To determine whether paraffin biodegradation was a mechanism of microbial treatment, we examined the oil layers in the incubations for evidence of paraffin decomposition. Oils were sub-sampled from the incubations and analyzed by HT-GC to determine whether decreases in paraffin concentrations were evident or whether the paraffin profile shifted from one of higher molecular weight to lower molecular weight alkanes. Prior to HT-GC analysis, oil samples were amended with C24D50 as an internal standard for quantification. Table 3 shows the oil-to-internal standard peak area ratio of the paraffins quantified (C10 to C40) for aerobic and select anaerobic incubations. Using this method of quantification, the oil-to-internal standard peak area ratio should decrease if a reduction in the paraffins occurred. As can be seen in Table 3, the oil-to-internal standard peak area ratios were remarkably similar in all of the Stage II incubations including the microbe-free controls, indicating that no paraffin biodegradation occurred. In similar fashion, known putative paraffin metabolites (such as long-chain fatty acids or alcohols which would be produced under aerobic conditions, or alkylsuccinates and branched fatty acids which would be produced under anaerobic conditions) were not detected using organic extraction and GC-MS analysis in any of the Stage II incubations.
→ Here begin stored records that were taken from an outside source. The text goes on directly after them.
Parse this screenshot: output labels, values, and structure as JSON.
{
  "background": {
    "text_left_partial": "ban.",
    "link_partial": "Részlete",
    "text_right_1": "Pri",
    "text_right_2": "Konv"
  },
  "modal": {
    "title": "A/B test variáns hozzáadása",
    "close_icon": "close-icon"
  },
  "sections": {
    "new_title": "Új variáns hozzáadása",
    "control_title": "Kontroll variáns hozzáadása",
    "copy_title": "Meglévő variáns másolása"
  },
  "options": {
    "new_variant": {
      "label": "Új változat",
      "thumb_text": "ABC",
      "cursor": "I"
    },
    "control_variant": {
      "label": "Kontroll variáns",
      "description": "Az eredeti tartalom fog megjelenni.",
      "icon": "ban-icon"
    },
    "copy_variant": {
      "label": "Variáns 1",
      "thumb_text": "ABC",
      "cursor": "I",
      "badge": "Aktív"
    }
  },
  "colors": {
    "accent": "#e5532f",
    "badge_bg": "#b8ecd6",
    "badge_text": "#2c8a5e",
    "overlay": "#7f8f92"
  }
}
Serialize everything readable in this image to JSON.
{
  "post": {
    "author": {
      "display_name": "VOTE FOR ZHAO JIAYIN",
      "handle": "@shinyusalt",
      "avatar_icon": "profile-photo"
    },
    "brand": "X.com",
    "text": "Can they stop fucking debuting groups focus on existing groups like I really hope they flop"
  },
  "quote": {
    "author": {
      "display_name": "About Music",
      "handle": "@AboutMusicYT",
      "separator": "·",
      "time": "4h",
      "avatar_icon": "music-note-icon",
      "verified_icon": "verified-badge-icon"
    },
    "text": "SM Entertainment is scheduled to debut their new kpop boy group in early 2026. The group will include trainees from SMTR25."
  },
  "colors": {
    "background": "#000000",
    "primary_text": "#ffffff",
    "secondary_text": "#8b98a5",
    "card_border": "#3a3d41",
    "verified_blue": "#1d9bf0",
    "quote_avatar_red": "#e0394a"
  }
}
In all previous experiments, a minimal salts brine medium was used for incubations of the microbial formulations and oil was supplied as the sole carbon and energy source. In field application of the microbial formulations, a nutrient solution is often added to help stimulate the in situ activity of the microbes added. Thus, another series of experiments was carried out to determine the effects of adding a commercial nutrient solution to the incubations. To this end, test bottles containing microbial formulation plus nutrients were incubated alongside those containing only the microbial formulation. Incubations were conducted at 60°C under aerobic and anaerobic conditions. Appropriate microbe-free controls were also established. After a 12-week incubation period, supernatants were analyzed for changes in surface tension and oils were assayed for paraffin alterations using HT-GC. As with earlier experiments, HT-GC analyses revealed no difference among oil-to-internal standard ratios in any of the microbe-free or microbe amended incubations indicating that no biodegradation or paraffin “cracking’ occurred. Further, a statistically-significant decrease in surface tension was observed only in the absence of nutrients under aerobic conditions, mimicking previous results.
In addition to the above biology-based assays, we also conducted cold-finger tests to assess whether microbial formulations were functioning in a more physical capacity to prevent wax deposition as opposed to treating wax once it has already been deposited. The cold-finger assays revealed that microbial formulations did not prevent wax deposition (data not shown).